使用 Cohere 多模态嵌入进行多模态检索¶
Cohere 发布了多模态嵌入模型,在本 notebook 中,我们将演示使用 Cohere 多模态嵌入进行多模态检索
。
为什么多模态嵌入很重要?
多模态嵌入非常重要,因为它们使得 AI 系统能够以统一的方式理解和搜索图像和文本。多模态嵌入将不同类型的内容(如文本和图像)转换到同一个嵌入空间,这使得用户可以通过一个查询查找不同媒体类型中的相关信息,而无需使用单独的文本搜索和图像搜索系统。
本次演示的步骤如下:
- 从相关的维基百科文章下载文本、图像和原始 PDF 文件。
- 使用 Cohere 多模态嵌入为文本和图像构建多模态索引。
- 使用多模态检索器同时检索给定查询的相关文本和图像。
- 使用多模态查询引擎为给定查询生成响应。
注意:我们将使用 Anthropic 的多模态 LLM 来生成响应,因为 Cohere 尚不支持多模态 LLM。
安装¶
我们将使用 Cohere 多模态嵌入进行检索,使用 Qdrant 向量存储和 Anthropic 多模态 LLM 进行响应生成。
%pip install llama-index-embeddings-cohere
%pip install llama-index-vector-stores-qdrant
%pip install llama-index-multi-modal-llms-anthropic
import os
os.environ["COHERE_API_KEY"] = "<YOUR COHERE API KEY>"
os.environ["ANTHROPIC_API_KEY"] = "<YOUR ANTHROPIC API KEY>"
工具¶
get_wikipedia_images
: 从指定标题的维基百科页面获取图像 URL。plot_images
: 绘制指定图像路径列表中的图像。delete_large_images
: 删除指定目录中大于 5 MB 的图像。
注意: Cohere API 接受小于 5MB 的图像文件。
import requests
import matplotlib.pyplot as plt
from PIL import Image
from pathlib import Path
import urllib.request
import os
def get_wikipedia_images(title):
"""
Get the image URLs from the Wikipedia page with the specified title.
"""
response = requests.get(
"https://en.wikipedia.org/w/api.php",
params={
"action": "query",
"format": "json",
"titles": title,
"prop": "imageinfo",
"iiprop": "url|dimensions|mime",
"generator": "images",
"gimlimit": "50",
},
).json()
image_urls = []
for page in response["query"]["pages"].values():
if page["imageinfo"][0]["url"].endswith(".jpg") or page["imageinfo"][
0
]["url"].endswith(".png"):
image_urls.append(page["imageinfo"][0]["url"])
return image_urls
def plot_images(image_paths):
"""
Plot the images in the specified list of image paths.
"""
images_shown = 0
plt.figure(figsize=(16, 9))
for img_path in image_paths:
if os.path.isfile(img_path):
image = Image.open(img_path)
plt.subplot(2, 3, images_shown + 1)
plt.imshow(image)
plt.xticks([])
plt.yticks([])
images_shown += 1
if images_shown >= 9:
break
def delete_large_images(folder_path):
"""
Delete images larger than 5 MB in the specified directory.
"""
# List to hold the names of deleted image files
deleted_images = []
# Iterate through each file in the directory
for file_name in os.listdir(folder_path):
if file_name.lower().endswith(
(".png", ".jpg", ".jpeg", ".gif", ".bmp")
):
# Construct the full file path
file_path = os.path.join(folder_path, file_name)

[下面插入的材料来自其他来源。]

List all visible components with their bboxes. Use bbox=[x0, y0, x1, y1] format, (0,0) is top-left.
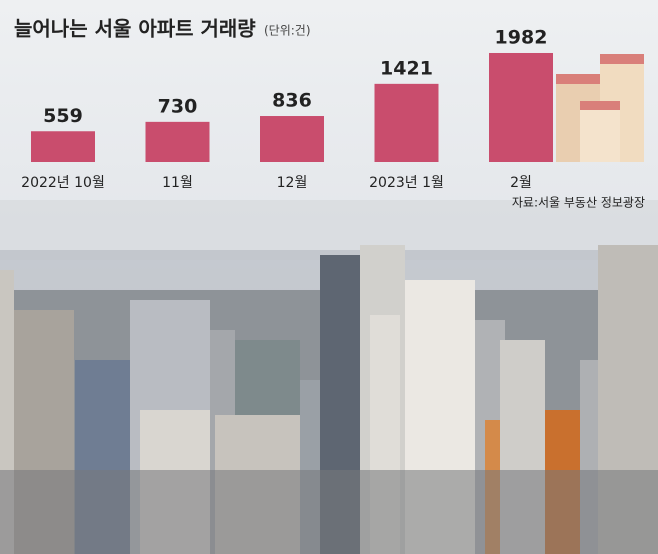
value-label: 559 bbox=[43, 105, 83, 127]
x-tick-label: 2023년 1월 bbox=[369, 175, 444, 191]
bar bbox=[489, 52, 553, 162]
bar bbox=[374, 83, 439, 162]
unit-label: (단위:건) bbox=[264, 24, 311, 38]
x-tick-label: 2월 bbox=[510, 175, 532, 191]
bar bbox=[260, 116, 324, 162]
bar bbox=[145, 121, 210, 162]
bar bbox=[31, 131, 95, 162]
x-tick-label: 2022년 10월 bbox=[21, 175, 105, 191]
x-tick-label: 11월 bbox=[162, 175, 193, 191]
building-illustration bbox=[556, 54, 644, 162]
value-label: 836 bbox=[272, 90, 312, 112]
value-label: 730 bbox=[158, 95, 198, 117]
x-tick-label: 12월 bbox=[277, 175, 308, 191]
city-photo bbox=[0, 200, 658, 554]
value-label: 1982 bbox=[495, 26, 548, 48]
chart-title: 늘어나는 서울 아파트 거래량 bbox=[14, 17, 256, 41]
source: 자료:서울 부동산 정보광장 bbox=[512, 196, 645, 210]
value-label: 1421 bbox=[380, 57, 433, 79]
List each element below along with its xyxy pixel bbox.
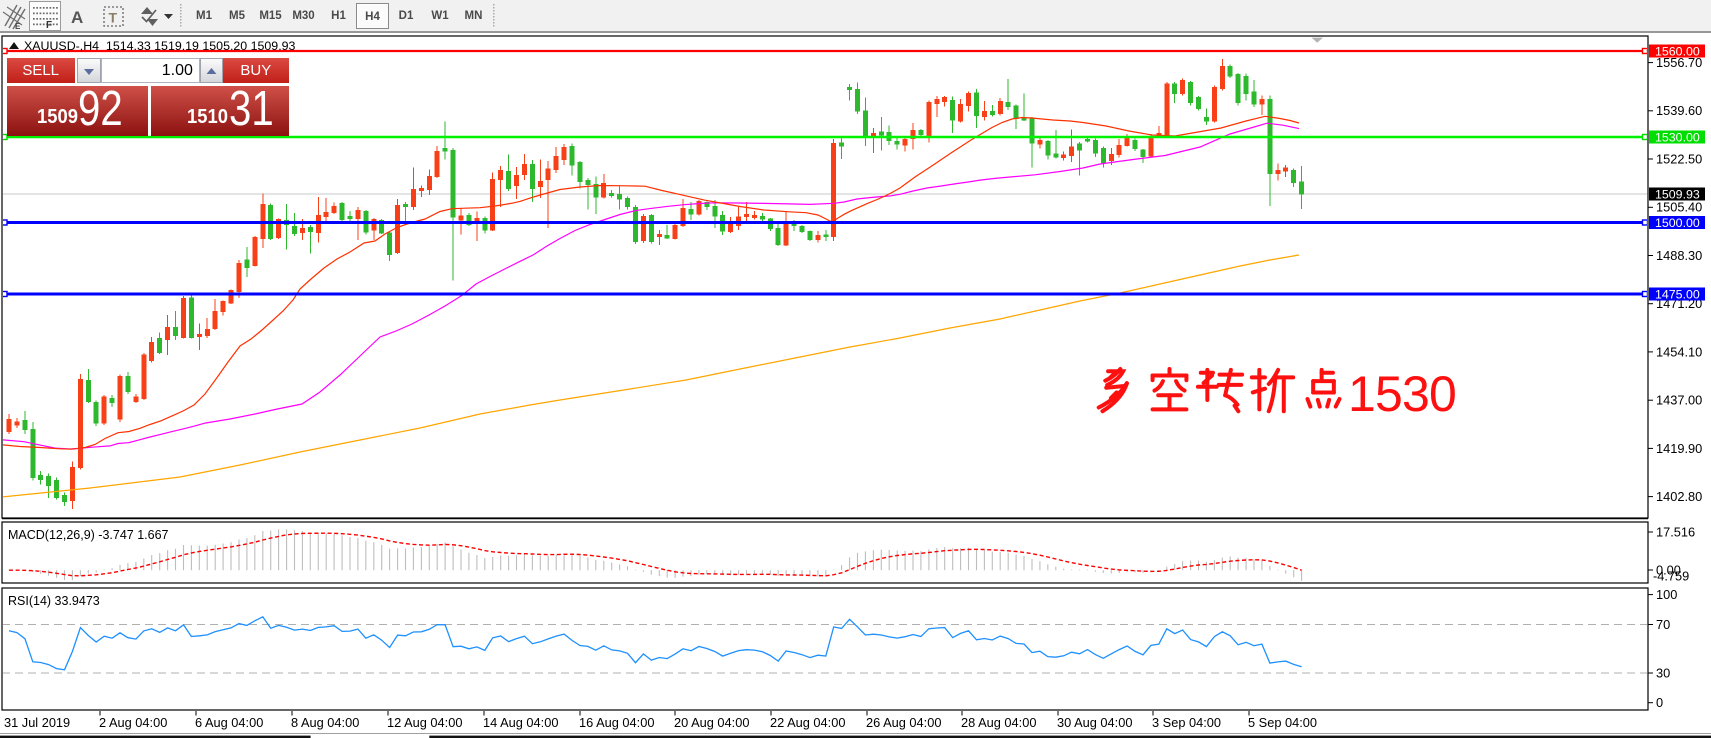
svg-text:1509.93: 1509.93 bbox=[1655, 187, 1700, 201]
svg-text:XAUUSD-,H4 1514.33 1519.19 15: XAUUSD-,H4 1514.33 1519.19 1505.20 1509.… bbox=[24, 39, 296, 53]
svg-text:3 Sep 04:00: 3 Sep 04:00 bbox=[1152, 715, 1221, 730]
svg-text:RSI(14) 33.9473: RSI(14) 33.9473 bbox=[8, 594, 100, 608]
svg-text:17.516: 17.516 bbox=[1656, 524, 1695, 539]
svg-text:1530: 1530 bbox=[1348, 366, 1456, 422]
svg-text:-4.759: -4.759 bbox=[1653, 568, 1689, 583]
svg-text:30 Aug 04:00: 30 Aug 04:00 bbox=[1057, 715, 1132, 730]
svg-text:70: 70 bbox=[1656, 617, 1670, 632]
svg-text:T: T bbox=[109, 10, 118, 26]
svg-text:1530.00: 1530.00 bbox=[1655, 130, 1700, 144]
svg-text:1402.80: 1402.80 bbox=[1656, 489, 1702, 504]
svg-text:31 Jul 2019: 31 Jul 2019 bbox=[4, 715, 70, 730]
svg-text:2 Aug 04:00: 2 Aug 04:00 bbox=[99, 715, 167, 730]
svg-text:20 Aug 04:00: 20 Aug 04:00 bbox=[674, 715, 749, 730]
svg-text:MACD(12,26,9) -3.747 1.667: MACD(12,26,9) -3.747 1.667 bbox=[8, 528, 169, 542]
svg-text:1505.40: 1505.40 bbox=[1656, 200, 1702, 215]
svg-text:1556.70: 1556.70 bbox=[1656, 55, 1702, 70]
svg-text:1539.60: 1539.60 bbox=[1656, 103, 1702, 118]
svg-text:12 Aug 04:00: 12 Aug 04:00 bbox=[387, 715, 462, 730]
svg-text:8 Aug 04:00: 8 Aug 04:00 bbox=[291, 715, 359, 730]
svg-text:30: 30 bbox=[1656, 665, 1670, 680]
svg-text:1454.10: 1454.10 bbox=[1656, 344, 1702, 359]
svg-text:1560.00: 1560.00 bbox=[1655, 44, 1700, 58]
svg-text:1500.00: 1500.00 bbox=[1655, 216, 1700, 230]
svg-text:1488.30: 1488.30 bbox=[1656, 248, 1702, 263]
svg-text:1475.00: 1475.00 bbox=[1655, 287, 1700, 301]
svg-text:100: 100 bbox=[1656, 587, 1677, 602]
svg-text:F: F bbox=[46, 20, 52, 31]
svg-text:16 Aug 04:00: 16 Aug 04:00 bbox=[579, 715, 654, 730]
svg-text:0.00: 0.00 bbox=[1656, 562, 1681, 577]
svg-text:6 Aug 04:00: 6 Aug 04:00 bbox=[195, 715, 263, 730]
svg-text:1522.50: 1522.50 bbox=[1656, 151, 1702, 166]
svg-text:1437.00: 1437.00 bbox=[1656, 393, 1702, 408]
svg-text:A: A bbox=[71, 8, 83, 27]
svg-text:14 Aug 04:00: 14 Aug 04:00 bbox=[483, 715, 558, 730]
svg-text:5 Sep 04:00: 5 Sep 04:00 bbox=[1248, 715, 1317, 730]
svg-text:26 Aug 04:00: 26 Aug 04:00 bbox=[866, 715, 941, 730]
svg-text:22 Aug 04:00: 22 Aug 04:00 bbox=[770, 715, 845, 730]
svg-text:0: 0 bbox=[1656, 695, 1663, 710]
svg-text:1419.90: 1419.90 bbox=[1656, 441, 1702, 456]
svg-text:28 Aug 04:00: 28 Aug 04:00 bbox=[961, 715, 1036, 730]
svg-text:E: E bbox=[15, 22, 21, 31]
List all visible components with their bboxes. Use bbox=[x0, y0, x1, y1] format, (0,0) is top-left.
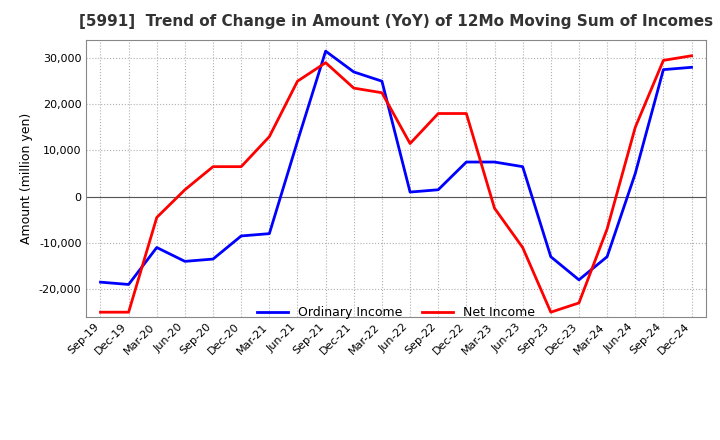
Net Income bbox=[462, 111, 471, 116]
Net Income bbox=[603, 226, 611, 231]
Net Income bbox=[575, 300, 583, 305]
Ordinary Income bbox=[125, 282, 133, 287]
Ordinary Income bbox=[603, 254, 611, 259]
Ordinary Income bbox=[546, 254, 555, 259]
Ordinary Income bbox=[321, 48, 330, 54]
Net Income bbox=[265, 134, 274, 139]
Ordinary Income bbox=[462, 159, 471, 165]
Ordinary Income bbox=[237, 233, 246, 238]
Ordinary Income bbox=[631, 171, 639, 176]
Ordinary Income bbox=[518, 164, 527, 169]
Title: [5991]  Trend of Change in Amount (YoY) of 12Mo Moving Sum of Incomes: [5991] Trend of Change in Amount (YoY) o… bbox=[79, 14, 713, 29]
Ordinary Income bbox=[293, 139, 302, 144]
Ordinary Income bbox=[349, 69, 358, 74]
Net Income bbox=[181, 187, 189, 192]
Y-axis label: Amount (million yen): Amount (million yen) bbox=[20, 113, 33, 244]
Ordinary Income bbox=[96, 279, 105, 285]
Net Income bbox=[377, 90, 386, 95]
Net Income bbox=[546, 309, 555, 315]
Net Income bbox=[687, 53, 696, 59]
Ordinary Income bbox=[181, 259, 189, 264]
Net Income bbox=[659, 58, 667, 63]
Ordinary Income bbox=[490, 159, 499, 165]
Net Income bbox=[349, 85, 358, 91]
Net Income bbox=[631, 125, 639, 130]
Net Income bbox=[406, 141, 415, 146]
Legend: Ordinary Income, Net Income: Ordinary Income, Net Income bbox=[252, 301, 540, 324]
Net Income bbox=[293, 78, 302, 84]
Ordinary Income bbox=[687, 65, 696, 70]
Net Income bbox=[490, 205, 499, 211]
Line: Net Income: Net Income bbox=[101, 56, 691, 312]
Net Income bbox=[125, 309, 133, 315]
Ordinary Income bbox=[434, 187, 443, 192]
Net Income bbox=[434, 111, 443, 116]
Net Income bbox=[237, 164, 246, 169]
Net Income bbox=[321, 60, 330, 65]
Ordinary Income bbox=[209, 257, 217, 262]
Net Income bbox=[96, 309, 105, 315]
Ordinary Income bbox=[406, 189, 415, 194]
Line: Ordinary Income: Ordinary Income bbox=[101, 51, 691, 284]
Ordinary Income bbox=[377, 78, 386, 84]
Ordinary Income bbox=[659, 67, 667, 72]
Ordinary Income bbox=[575, 277, 583, 282]
Ordinary Income bbox=[265, 231, 274, 236]
Net Income bbox=[518, 245, 527, 250]
Ordinary Income bbox=[153, 245, 161, 250]
Net Income bbox=[209, 164, 217, 169]
Net Income bbox=[153, 215, 161, 220]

# Get the size of the file in bytes
file_size = os.path.getsize(file_path)
# Check if the file size is greater than 5 MB (5242880 bytes) and remove it
if file_size > 5242880:
os.remove(file_path)
deleted_images.append(file_name)
print(
f"Image: {file_name} was larger than 5 MB and has been deleted."
)
image_uuid = 0
# image_metadata_dict stores images metadata including image uuid, filename and path
image_metadata_dict = {}
MAX_IMAGES_PER_WIKI = 10
wiki_titles = {
"Audi e-tron",
"Ford Mustang",
"Porsche Taycan",
}
data_path = Path("mixed_wiki")
if not data_path.exists():
Path.mkdir(data_path)
for title in wiki_titles:
response = requests.get(
"https://en.wikipedia.org/w/api.php",
params={
"action": "query",
"format": "json",
"titles": title,
"prop": "extracts",
"explaintext": True,
},
).json()
page = next(iter(response["query"]["pages"].values()))
wiki_text = page["extract"]
with open(data_path / f"{title}.txt", "w") as fp:
fp.write(wiki_text)
images_per_wiki = 0
try:
list_img_urls = get_wikipedia_images(title)
for url in list_img_urls:
if (
url.endswith(".jpg")
or url.endswith(".png")
or url.endswith(".svg")
):
image_uuid += 1
urllib.request.urlretrieve(
url, data_path / f"{image_uuid}.jpg"
)
images_per_wiki += 1
if images_per_wiki > MAX_IMAGES_PER_WIKI:
break
except:
print(str(Exception("No images found for Wikipedia page: ")) + title)
continue
删除较大的图像文件¶
Cohere 多模态嵌入模型接受小于 5MB 的文件,因此这里我们删除较大的图像文件。
delete_large_images(data_path)
Image: 8.jpg was larger than 5 MB and has been deleted. Image: 13.jpg was larger than 5 MB and has been deleted. Image: 11.jpg was larger than 5 MB and has been deleted. Image: 21.jpg was larger than 5 MB and has been deleted. Image: 23.jpg was larger than 5 MB and has been deleted. Image: 32.jpg was larger than 5 MB and has been deleted. Image: 19.jpg was larger than 5 MB and has been deleted. Image: 4.jpg was larger than 5 MB and has been deleted. Image: 5.jpg was larger than 5 MB and has been deleted. Image: 7.jpg was larger than 5 MB and has been deleted. Image: 6.jpg was larger than 5 MB and has been deleted. Image: 1.jpg was larger than 5 MB and has been deleted.
设置嵌入模型和 LLM。¶
Cohere 多模态嵌入模型用于检索,Anthropic 多模态 LLM 用于响应生成。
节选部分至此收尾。